FIG. 1 is a cross-sectional view of a main part of a conventional steering device, FIG. 2 is a plan view showing the attachment position of a dynamic damper according to an embodiment of the present invention to a steering wheel, and FIG. A sectional view, FIG. 4 is a perspective view of the dynamic damper of the same embodiment,
5 is a cross-sectional view of FIG. 4, FIG. 6 is a cross-sectional view of FIG. 4, FIG. 7 is a cross-sectional view of the dynamic damper in one state showing the positional relationship between the base plate and the mass body, and FIG. 2 is a sectional view of the dynamic damper showing the positional relationship between the base plate and the mass body in another state; FIG. DESCRIPTION OF SYMBOLS 1... Steering shaft, 2... Steering wheel mounting member, 3... Steering wheel, 4... Side wall, 5... Lower case, 6...
Upper case, 7...nut, 8...screw, 1
0...Dynamic damper, 11...Mass body, 1
1a, 11b...circular hole, 11c...recess, 12...
...Rubber body, 13...Base plate, 13a...
Concave bottom body, 13b, 13c... side body, 13d...

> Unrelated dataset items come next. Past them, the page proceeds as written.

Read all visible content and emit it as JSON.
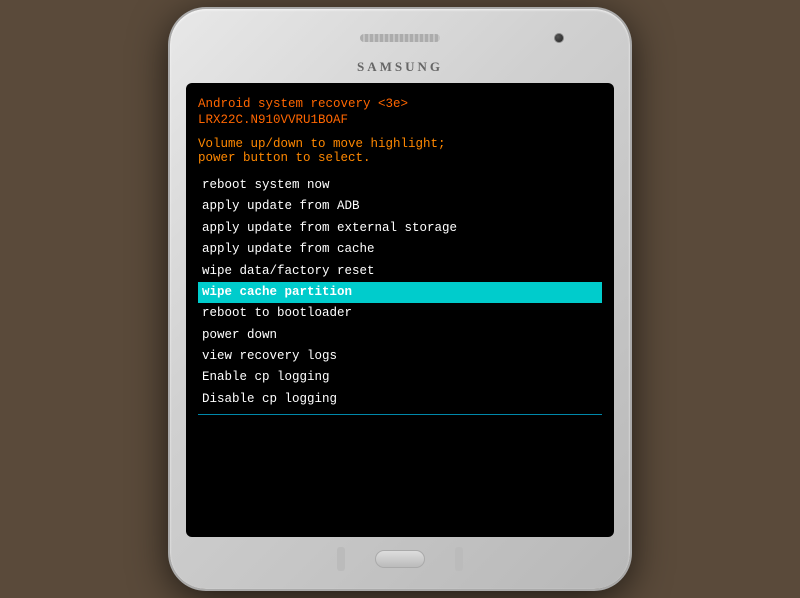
{
  "phone": {
    "brand": "SAMSUNG",
    "speaker_label": "speaker",
    "camera_label": "camera"
  },
  "screen": {
    "header_line1": "Android system recovery <3e>",
    "header_line2": "LRX22C.N910VVRU1BOAF",
    "instruction_line1": "Volume up/down to move highlight;",
    "instruction_line2": "power button to select.",
    "menu_items": [
      {
        "label": "reboot system now",
        "highlighted": false
      },
      {
        "label": "apply update from ADB",
        "highlighted": false
      },
      {
        "label": "apply update from external storage",
        "highlighted": false
      },
      {
        "label": "apply update from cache",
        "highlighted": false
      },
      {
        "label": "wipe data/factory reset",
        "highlighted": false
      },
      {
        "label": "wipe cache partition",
        "highlighted": true
      },
      {
        "label": "reboot to bootloader",
        "highlighted": false
      },
      {
        "label": "power down",
        "highlighted": false
      },
      {
        "label": "view recovery logs",
        "highlighted": false
      },
      {
        "label": "Enable cp logging",
        "highlighted": false
      },
      {
        "label": "Disable cp logging",
        "highlighted": false
      }
    ]
  }
}
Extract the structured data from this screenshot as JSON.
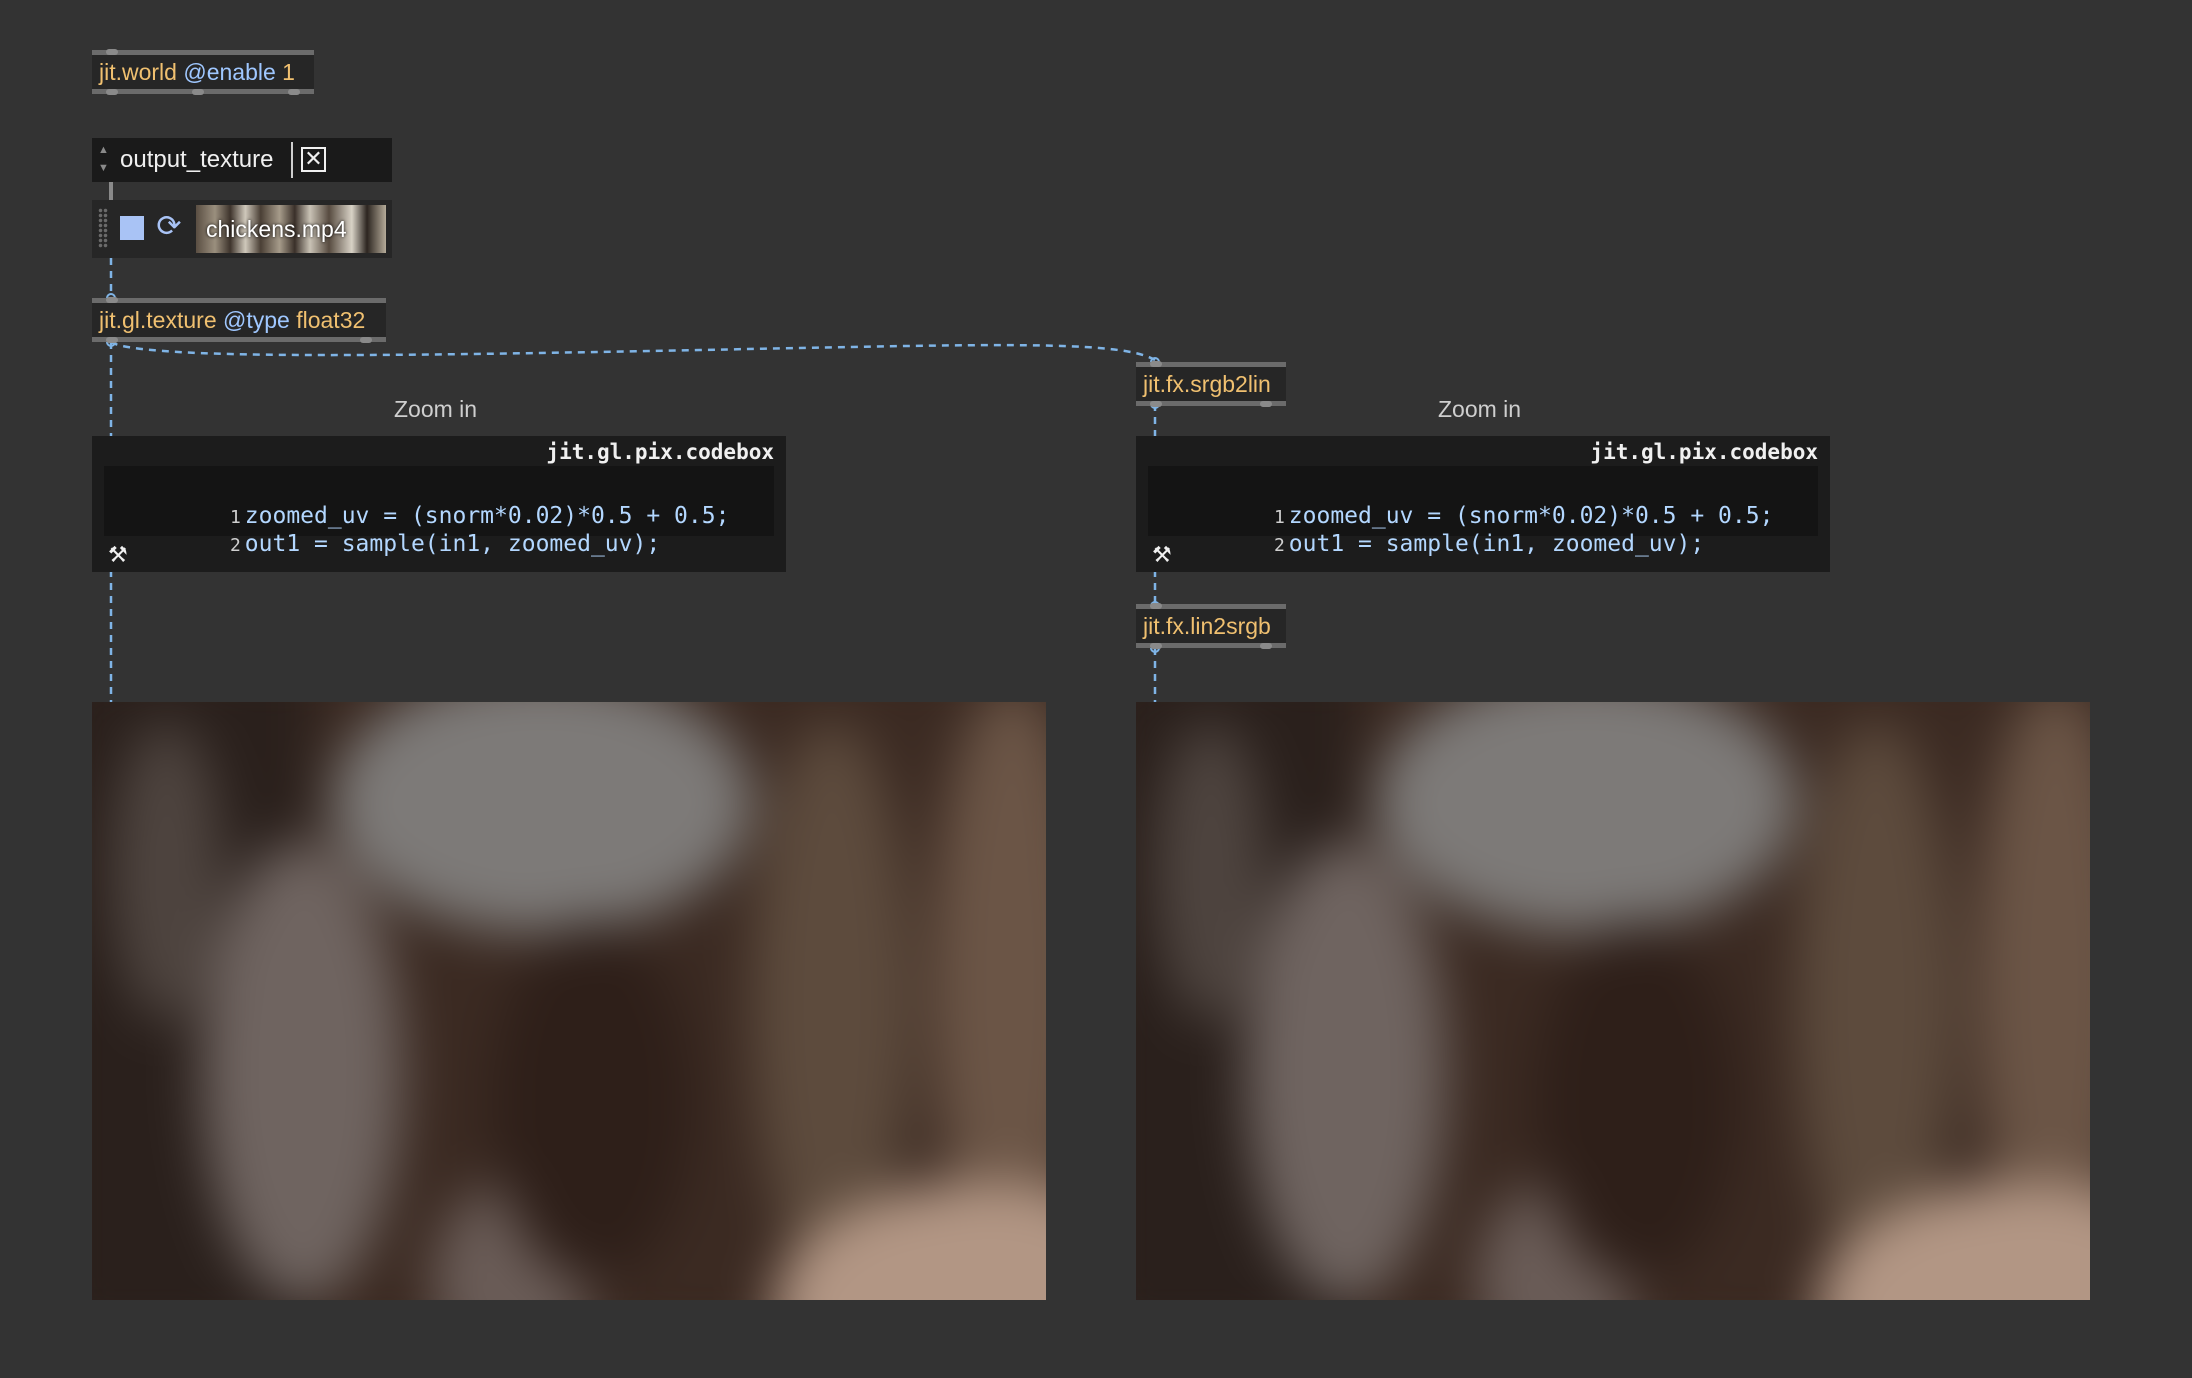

Circular hole, 13e...Small hole, 13f...Protruding piece.

Claims (1)

[Scope of utility model registration request] In a vibration suppressing device configured to attach a mass body to a base plate disposed on a steering shaft via an elastic body, depressions are formed in at least two locations on an outer periphery of an upper surface of the mass body, and a protrusion is provided upright from the base plate. The piece is bent at its end, and the bent part is loosely fitted into the recess of the mass body at a predetermined distance, thereby regulating the movement of the mass body with respect to the base plate within a predetermined range. Vibration suppression device for vehicle steering devices.